Don’t Try to Time the Housing Market
It’s a legend as old as time. Someone tries to time the market, and fails miserably.
Then they miss out entirely, or chase an opportunity that doesn’t exist and perhaps overpay in the process.
Recently at dinner, a friend of mine told me a story that seemed worth sharing.
It was about two families who sold townhouses, but only one bought another property, and the other rented.
And guess what. Almost five years later, the tenant is still hiring.
It’s Hard to Find the Right Time, Especially in Real Estate
The year is 2019. The housing market has seen tremendous gains since the 2012 foreclosure (see this chart from the FHFA for more on that).
Home prices had doubled in many markets across the country. For sellers, it seemed like the perfect time to cash out and move on.
Of course, if you sold your primary residence, you still needed a new residence. This meant renting or buying another home.
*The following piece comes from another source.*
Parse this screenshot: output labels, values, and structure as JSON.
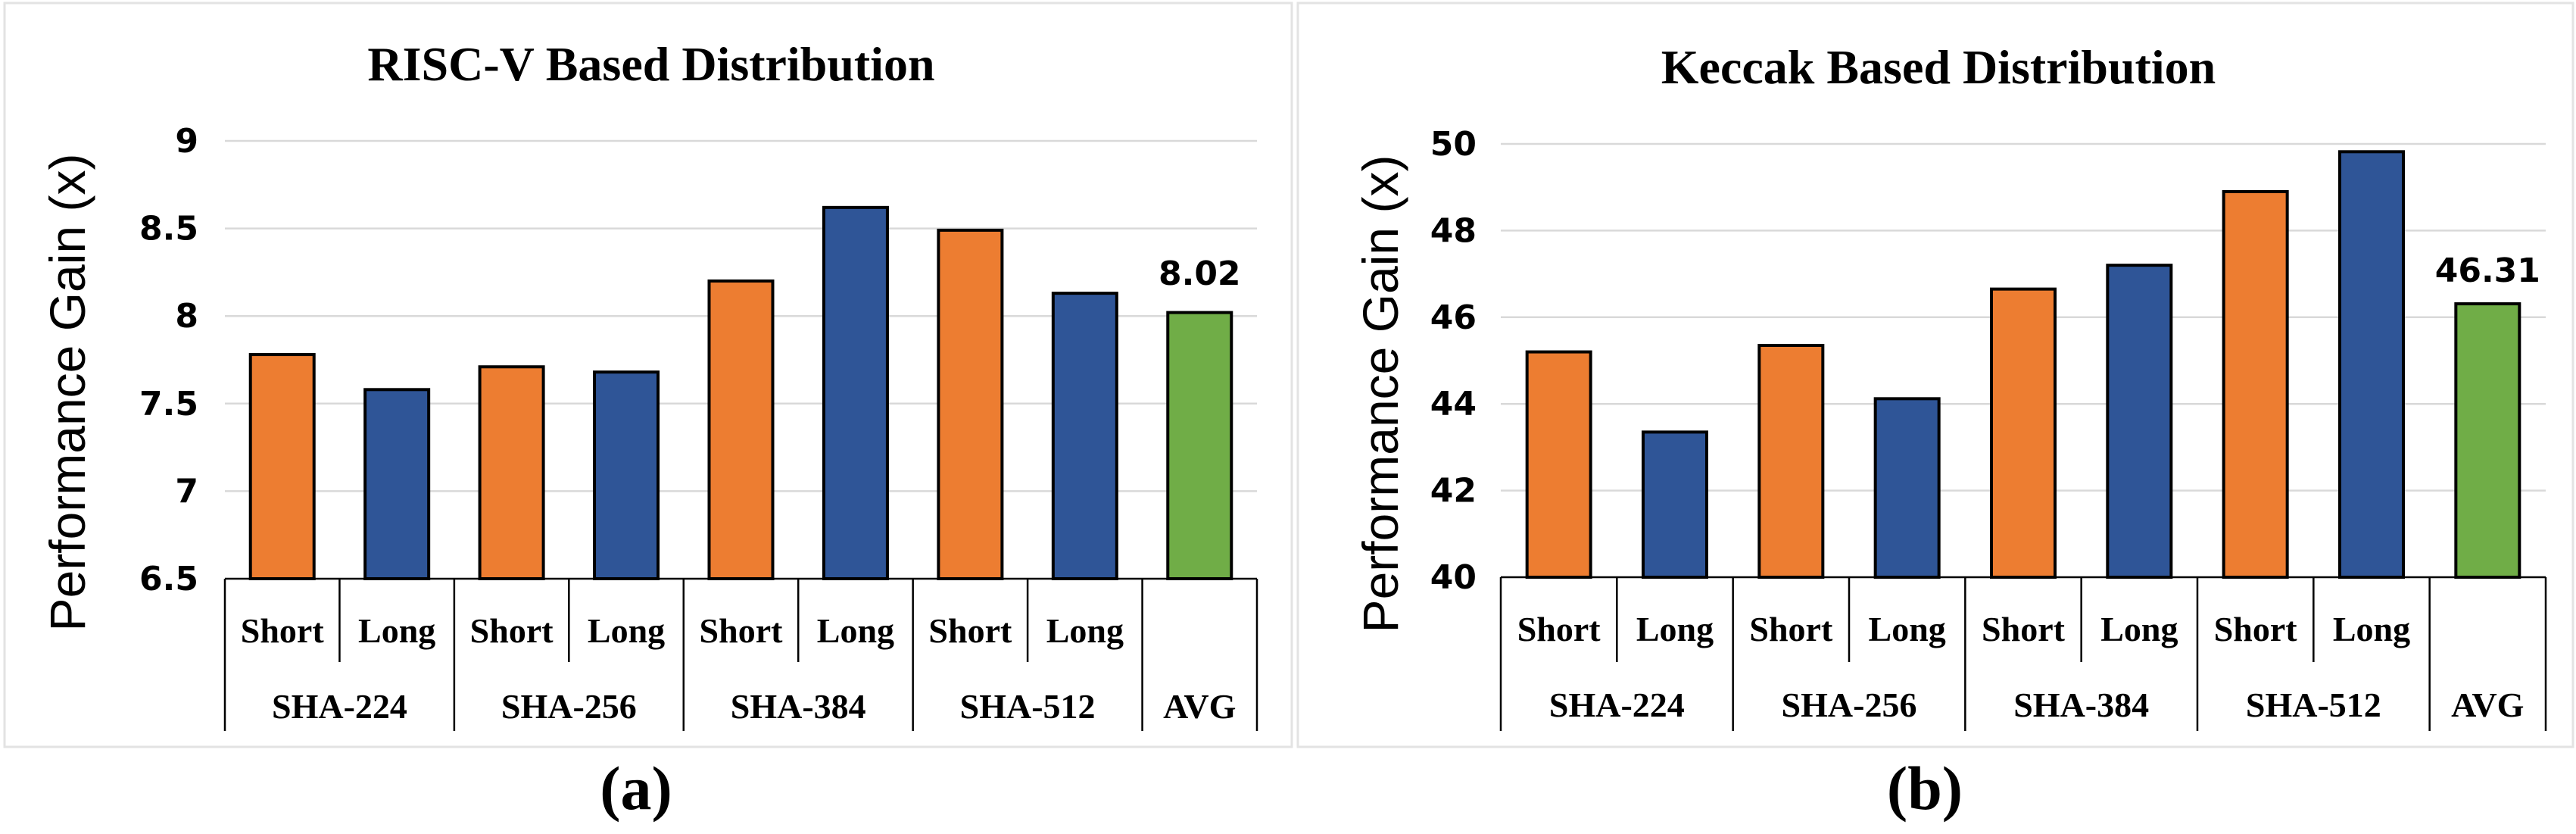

A friend of mine had her first child and was expecting her second. Like many young families, they had bought a small townhome to get their feet wet.
But now it was time to find a bigger place, and move from the urban area to the suburbs to raise their family.
The good news is that their town home has gone up a lot since they bought it.
This meant a good portion of the money available for sale and easy sales, and the cheap goods and buildings that were in high demand at the time.
It also meant finding a place to change, which was no small feat for the same reasons.
Fortunately, they were able to find a nice place in a single-family home in a desirable neighborhood near their in-laws within a good school district.
Meanwhile, their old neighbors who lived in the same area also sold their townhouse. But instead of buying another property, they choose to rent in the suburbs.
The husband told my friend that he was “going to wait for house prices to come down,” since they had gone up.
Now I can’t fault the guy anymore. I remember how prices felt like bubbles back then, before they went up another 50% during the crisis.
But banking on discounting and choosing to rent also comes with a lot of uncertainty.
Home Prices Rarely Fall
The thing about the “wait for prices to go down” approach is that they rarely go down.
That’s not to say they’ve never gone down, but home prices are pretty sticky. There have only been a few instances where they have fallen on a nominal (non-cash) basis.
They fell a lot in real terms, but still, it was very unusual. Either way, home buyers don’t look at home prices in real terms.
The prices they see on the list are unusual. In other words, if the price was $500,000, and now it is $450,000, they will see it fall.
If it was $500,000, and now it’s $505,000, but inflation makes that $505,000 worth something like $495,000, it doesn’t provide much relief to the potential buyer. It is still high in their eyes.
The problem is some people have a recent bias because of the housing crisis of the early 2000s when housing prices fell. And they think it can happen again. It’s possible, but again, it’s rare.
Now back to the story. Guy decides to rent while my friend buys a new home. This was in 2019.
Since then, the price of my friend’s house has increased by more than 50% because he got a good deal and had to do some work on the property.
He also got a 30 year mortgage rate in the top 2 so his monthly payment is very cheap, even though he bought when “prices were high” in 2019.
Another guy is still hiring, almost five years later. And guess what? Rent is not cheap. So it’s not like you got a huge discount in the process.
You know what else is inexpensive? Housing prices. Or local prices. Yes!
If a Tenant Buys Now He Will Feel Like He’s Paying Too Much
So the hiring guy tried to time the market. And it didn’t go well, at least with the benefit of hindsight.
There is nothing wrong with renting, but this particular family does not want to rent. They want to have a home.
Especially since they have children in local schools and want stability and peace of mind.
The problem now is that home buying has fallen out of reach, due to high home prices and very high mortgage rates.
For example, a $500,000 home in 2019 may be closer to $750,000 today. And the mortgage rate is 6.75% instead of 3%.
That would increase the loan payment by about $2,200 per month, assuming a 20% down payment. Not to mention the huge down payment required.
Even if you can still afford it, this guy probably has a lot of reservations as he failed if it was cheap to buy.
To that end, he will likely continue to time the market and wait for a better opportunity. One that may not come.